Saturday, April 23, 2011

Goodluck Jonathan's Burden

I am thrilled yet sad about the Presidential elections last week. Thrilled, because many Nigerians seem increasingly aware of the value of protecting their democratic rights and their votes, in spite of the callous schemes of overfed vultures who call themselves politicians; Sad because the scabrous entity called Peoples Democratic Party is returning to power for another four years. The logic of the PDP victory seems to be, well, the vote was not really for PDP but for Jonathan. And when you ask, but why? the general refrain is that it marks an important shift in the power status quo. That power has finally come to the South! But I wonder whether Obasanjo's 8-year regime did not count for the southern power. The bottom line is this. It is the same party that controlled the Nigerian state during Obasanjo's rule that is still in charge of affairs with the new Presidency of Jonathan. So what is going to change?
To me I do not care whether a President comes from Borno or Ekiti; what should matter to Nigerians is what government can and will confront the greatest problem facing that country: CORRUPTION. It is because of corruption that the country cannot produce more than 4000 Megawatts of electricity; why the hospitals lack drugs, the schools criminally underfunded; why you have to bribe your way to get anything from your university certificate, to your pension, and so on. Is Jonathan equipped to lead this charge against this great affliction? Or is he already too compromised--remember that his wife was once in the sights of the anti-corruption agency for money laundering, and he is in cozy alliance with some of the most corrupt governors in the country? In fact that is the burden of Jonathan.

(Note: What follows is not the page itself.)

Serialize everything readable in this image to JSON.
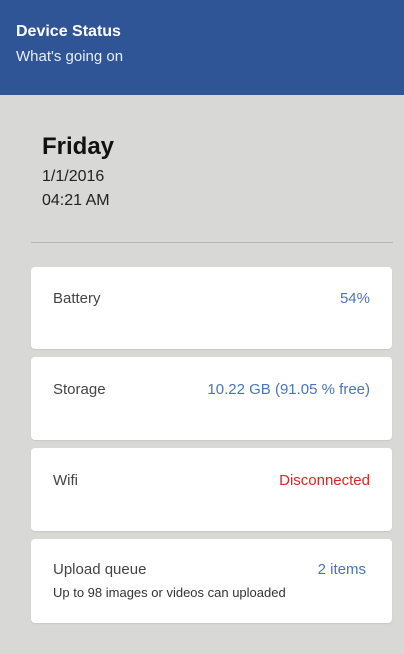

Nigerians have voted him in to run the country despite that they know he is the leader of a criminally corrupt entity called PDP. He will have to live with the knowledge that perhaps what Nigerians did last week was entrust him with the task of not just cleaning up his party, but also of establishing the grounds for a systematic war against corruption in Nigeria. Without this, he would have betrayed the hopes and trust of those Nigerians who voted for him, instead of Buhari who has proven once before to be naturally disposed to fight corruption, or for Ribadu who, in spite of the strictures of working for an Obasanjo administration, showed the courage to confront corruption in the high places. Jonathan must now prove that Nigeria has anything to gain by having a "southern" President in Abuja.